Nothing changed after the July 2005 attacks, when 52 people were murdered in London by Islamists Mohammad Sidique Khan, Shehzad Tanweer, Hasib Hussain and Germaine Lindsay. In a video statement, ringleader Khan said he was ‘protecting and avenging my Muslim brothers and sisters’.

Nothing will change after Mike Freer’s announcement. This is just how things are in Britain now. If a religious education teacher shows pupils a cartoon of Mohammed during a lesson on blasphemy, he must go into hiding. If a schoolboy scuffs a copy of the Quran, his mother must plead for him down at the local mosque, with her hair covered of course. If Muslims from one branch of Islam demand the censorship of a film produced by Muslims from another branch of Islam, cinemas will acquiesce for ‘the safety of our staff and customers’.

There are four million Muslims in the UK. Many contribute public service, enterprise, creativity and innovations in scientific and technological fields. Many are impelled by the teachings of the Quran and the hadith to live good lives, behave modestly, raise their children with a strong moral compass and give generously of their time and coin to charitable and community causes. These people should know – and I suspect most do know – that they and the faith they practise are not at issue here.

What is at issue is Islamism, a totalitarian politics that aims to destroy and supersede Britain’s liberal democratic order.
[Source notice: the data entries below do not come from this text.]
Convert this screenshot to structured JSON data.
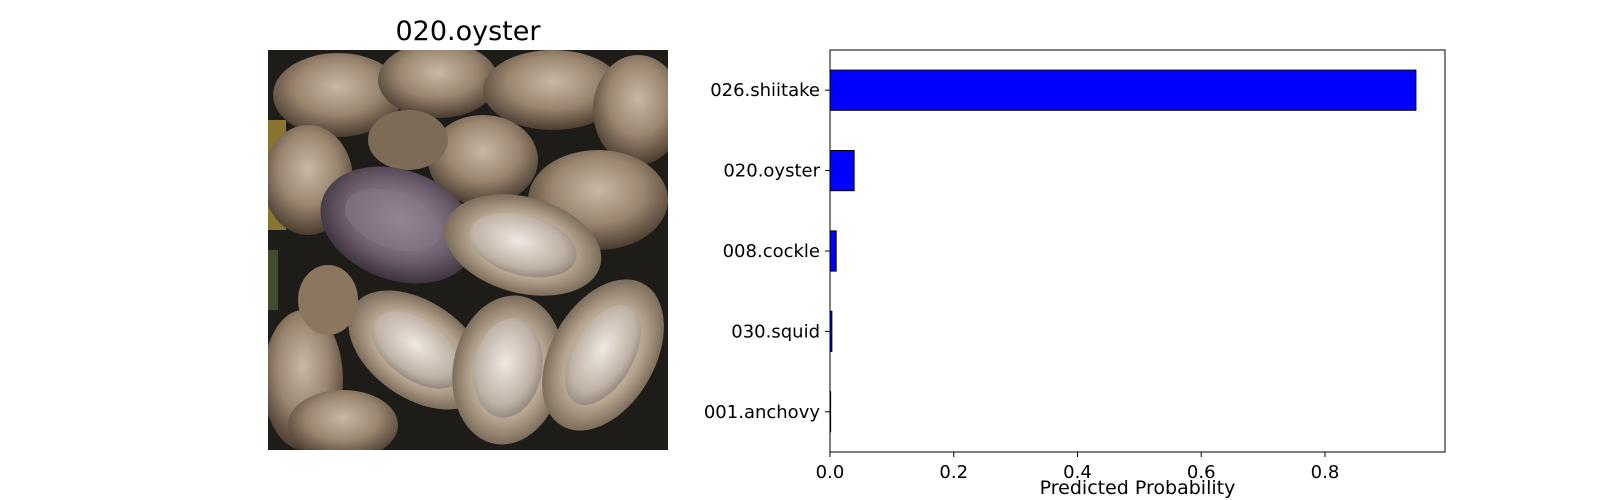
{
  "image_panel": {
    "title": "020.oyster",
    "subject": "photo of oysters on the half shell"
  },
  "chart_data": {
    "type": "bar",
    "orientation": "horizontal",
    "title": "",
    "xlabel": "Predicted Probability",
    "ylabel": "",
    "categories": [
      "026.shiitake",
      "020.oyster",
      "008.cockle",
      "030.squid",
      "001.anchovy"
    ],
    "values": [
      0.947,
      0.039,
      0.01,
      0.003,
      0.001
    ],
    "xlim": [
      0,
      0.994
    ],
    "xticks": [
      0.0,
      0.2,
      0.4,
      0.6,
      0.8
    ],
    "xtick_labels": [
      "0.0",
      "0.2",
      "0.4",
      "0.6",
      "0.8"
    ],
    "bar_color": "#0000ff",
    "edge_color": "#000000",
    "grid": false,
    "legend": false
  }
}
In intimidating a government minister into not seeking re-election, it has scored a significant victory. Reversing that victory will require a governing class that grasps the nature and scale of the threat and is prepared to change its response accordingly. Islamism is the enemy within. It does not tolerate Britain’s traditions and so Britain must become an intolerably hostile place for this ideology and its adherents.

I see almost no grounds for optimism in this regard. Nothing will change because we are still not prepared to face up to the threat. When the moment calls for self-confidence, we choose submission.